Most of the time it is to monitor how developers are using the web-api. If they somehow disagree with your usage of the api it provides a means for them to shut it/you down without hurting the other users. And the statistics per user/app are always valuable.
I've used the flickr api - in that situation the key is yours, but the login data might be those of people using your app, so the api key is the only way to differentiate between the apps.
Usually it used to get stats on how much application performing queries to API.
I think asking username/password with API key is ambigious in some cases, but it is a way how it is implemented - so we can't do something with it.
They ask for API key because you could have more than one API under same account - in case you have more than one site which are use same API.
They could use it to signify which version of the API you are trying to use. Perhaps in Version 1.0, there is a method that takes a POST on www.UPS.com/search and there is another one in version 2.0 at the same address, but takes a different parameter set, or even returns data in a different format/style. Your program was built on V1.0 and expects a certain API contract. They want to be able to create V2.0 without interfering with their customer's products.
That's just a guess, but it sounds good to me.
I think Gracenote does a similar thing for cddb. I forget the details, but I remember something about some token.
(They have/had really draconian rules about using their service too.)

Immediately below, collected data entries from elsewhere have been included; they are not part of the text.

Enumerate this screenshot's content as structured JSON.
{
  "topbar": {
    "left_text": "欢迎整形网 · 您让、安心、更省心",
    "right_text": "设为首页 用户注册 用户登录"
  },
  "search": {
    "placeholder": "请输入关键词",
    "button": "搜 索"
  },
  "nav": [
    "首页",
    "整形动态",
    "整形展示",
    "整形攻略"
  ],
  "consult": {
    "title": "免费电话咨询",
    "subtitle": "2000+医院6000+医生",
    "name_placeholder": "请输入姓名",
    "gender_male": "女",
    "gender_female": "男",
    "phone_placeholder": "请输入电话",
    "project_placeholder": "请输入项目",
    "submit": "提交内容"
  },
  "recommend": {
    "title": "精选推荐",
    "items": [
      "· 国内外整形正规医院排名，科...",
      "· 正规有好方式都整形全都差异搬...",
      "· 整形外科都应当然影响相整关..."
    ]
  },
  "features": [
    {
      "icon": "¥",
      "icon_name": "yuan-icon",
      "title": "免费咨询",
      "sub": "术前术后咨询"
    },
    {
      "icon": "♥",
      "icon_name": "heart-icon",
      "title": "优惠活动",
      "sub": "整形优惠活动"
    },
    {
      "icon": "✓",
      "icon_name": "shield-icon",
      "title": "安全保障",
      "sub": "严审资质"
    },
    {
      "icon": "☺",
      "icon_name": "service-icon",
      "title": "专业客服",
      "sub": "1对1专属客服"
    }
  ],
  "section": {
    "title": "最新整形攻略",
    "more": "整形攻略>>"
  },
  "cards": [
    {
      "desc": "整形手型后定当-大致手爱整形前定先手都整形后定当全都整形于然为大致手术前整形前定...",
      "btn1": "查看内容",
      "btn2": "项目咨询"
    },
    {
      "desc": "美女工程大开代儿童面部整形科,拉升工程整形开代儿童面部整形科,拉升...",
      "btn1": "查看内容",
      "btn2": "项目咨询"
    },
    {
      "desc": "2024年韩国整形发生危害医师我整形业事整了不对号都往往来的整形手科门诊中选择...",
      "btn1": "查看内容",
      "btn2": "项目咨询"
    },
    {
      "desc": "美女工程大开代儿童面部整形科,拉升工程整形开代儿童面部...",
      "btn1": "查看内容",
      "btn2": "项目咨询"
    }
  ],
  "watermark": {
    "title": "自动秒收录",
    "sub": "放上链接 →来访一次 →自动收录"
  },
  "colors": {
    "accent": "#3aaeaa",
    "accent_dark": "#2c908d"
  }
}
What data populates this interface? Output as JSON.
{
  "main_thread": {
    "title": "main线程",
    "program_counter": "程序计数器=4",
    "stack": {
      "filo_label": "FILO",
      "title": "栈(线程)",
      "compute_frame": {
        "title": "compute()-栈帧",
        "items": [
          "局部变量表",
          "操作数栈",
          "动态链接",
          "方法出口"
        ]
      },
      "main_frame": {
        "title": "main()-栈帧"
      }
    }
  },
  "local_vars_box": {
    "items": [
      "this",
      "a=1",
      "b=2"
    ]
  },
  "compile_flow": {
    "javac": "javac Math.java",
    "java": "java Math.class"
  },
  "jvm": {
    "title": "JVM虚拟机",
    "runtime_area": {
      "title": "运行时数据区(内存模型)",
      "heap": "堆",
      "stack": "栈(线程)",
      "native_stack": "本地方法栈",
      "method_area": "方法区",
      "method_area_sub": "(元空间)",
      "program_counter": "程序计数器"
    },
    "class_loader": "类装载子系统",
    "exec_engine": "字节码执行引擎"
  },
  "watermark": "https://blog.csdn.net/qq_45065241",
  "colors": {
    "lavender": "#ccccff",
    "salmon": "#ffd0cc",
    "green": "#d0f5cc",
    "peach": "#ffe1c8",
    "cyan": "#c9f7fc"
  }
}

Simon reminded me what the gracenote thing was. Gracenote and Fedex and other webservices have lots of developers writing apps for the software. So the developers get a token to put into their apps, but the end users have their own user name and password. It lets the services keep an eye on abusing programs, etc. That is probably te primary reason. (like a browser or a webbot informing the webserver who/what it is)
Originally, Blogger required you to apply for an API key (a la Google Maps) and used it to restrict access to the API. As Blogger evolved into Metaweblog, the requirement for the API became less important, and Blogger no longer requires you to apply for a key. As noted by others, it can still be used for tracking purposes.
In our situation, our clients want it for:
Tracking/analytics - figuring out who's doing what and building what products. Because a number of users are desktop apps, just looking at referrers isn't always enough.
Permissions - which resources should a user have access to? How can a user build apps that have access to specified resources?
Licensing/legal - enforcing that users have read and accepted ToU/licensing information.
Security - passing around usernames/passwords is a really bad idea.